Cisco has released 25 patches that address 19 high-severity and 6-medium-severity flaws, most of which are present in its ISO XE operating system used by its networking products such as switches, controllers, and routers.
15 of the 19 high severity vulnerabilities are in the Internetworking Operating System IOS XE, several of which could allow unauthenticated attackers to gain root privileges on vulnerable devices and execute arbitrary commands.

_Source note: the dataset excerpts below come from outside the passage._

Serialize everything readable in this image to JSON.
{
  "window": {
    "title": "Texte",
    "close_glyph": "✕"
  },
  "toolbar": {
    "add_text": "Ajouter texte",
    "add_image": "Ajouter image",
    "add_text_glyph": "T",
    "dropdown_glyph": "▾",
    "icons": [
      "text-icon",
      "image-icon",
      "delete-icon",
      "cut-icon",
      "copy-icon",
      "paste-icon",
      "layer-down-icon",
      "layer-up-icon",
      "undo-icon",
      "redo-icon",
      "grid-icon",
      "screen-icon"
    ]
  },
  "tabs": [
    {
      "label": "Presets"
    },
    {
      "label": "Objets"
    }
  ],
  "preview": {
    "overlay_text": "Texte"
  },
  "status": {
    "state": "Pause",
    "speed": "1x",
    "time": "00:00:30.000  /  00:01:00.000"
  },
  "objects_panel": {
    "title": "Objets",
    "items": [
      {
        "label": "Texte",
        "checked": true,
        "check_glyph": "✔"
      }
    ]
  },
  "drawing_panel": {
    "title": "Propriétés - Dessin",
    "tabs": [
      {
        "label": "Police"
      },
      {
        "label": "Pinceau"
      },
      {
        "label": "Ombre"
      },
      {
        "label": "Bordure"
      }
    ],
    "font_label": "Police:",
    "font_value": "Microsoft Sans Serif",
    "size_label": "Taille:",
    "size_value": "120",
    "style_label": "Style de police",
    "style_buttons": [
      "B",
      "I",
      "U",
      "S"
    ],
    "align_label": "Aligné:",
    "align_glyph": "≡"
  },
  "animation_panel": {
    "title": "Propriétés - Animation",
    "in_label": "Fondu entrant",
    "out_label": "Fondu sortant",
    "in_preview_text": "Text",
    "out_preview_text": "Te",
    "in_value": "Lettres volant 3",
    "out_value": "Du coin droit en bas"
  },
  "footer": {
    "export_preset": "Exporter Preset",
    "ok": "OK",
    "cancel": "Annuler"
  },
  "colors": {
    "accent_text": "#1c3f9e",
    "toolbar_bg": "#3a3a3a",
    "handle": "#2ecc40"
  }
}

The high severity vulnerabilities are: CVE-2019-1737, CVE-2019-1738, CVE-2019-1739, CVE-2019-1740, CVE-2019-1741, CVE-2019-1742, CVE-2019-1743, CVE-2019-1745, CVE-2019-1746, CVE-2019-1747, CVE-2019-1748, CVE-2019-1749, CVE-2019-1750, CVE-2019-1751, CVE-2019-1752, CVE-2019-1753, CVE-2019-1754, CVE-2019-1755, and CVE-2019-1756
Two high-severity flaws in routers have not yet been addressed. CVE-2019-1652 is a command injection vulnerability which could be exploited to allow an unauthenticated individual to remotely gain administrative privileges on a vulnerable router and execute arbitrary code. The second unaddressed vulnerability – CVE-2019-1653 – is an information disclosure vulnerability which could allow an unauthenticated attacker to gain access to sensitive information. The vulnerabilities affect Cisco RV320 and RV325 routers and are rated high severity.
The flaws had previously been patched, but those patches were incomplete, and the routers remain vulnerable to attack. At present, firmware upgrades to address the flaws are unavailable and there are no workarounds that can be implemented to temporarily correct the flaws. Cisco is currently working on a patch to address both flaws.
Six medium-severity flaws in its iOS XE software have also been addressed. These are: CVE-2019-1758, CVE-2019-1759, CVE-2019-1759, CVE-2019-1760, CVE-2019-1761, and CVE-2019-1762.
Cisco has also issued warnings about critical vulnerabilities affecting non-Cisco products: The Moodle mybackpack functionality server side request forgery vulnerability (CVE-2019-3809); a RCE vulnerability in Elastic Kibana Security Audit Logger (CVE-2019-7610); a Python urllib security bypass vulnerability (CVE-2019-9948); and an Elastic Kibana Timelion Visualizer arbitrary code execution vulnerability (CVE-2019-7609).
Affected users are advised to apply the patches as soon as possible to prevent exploitation.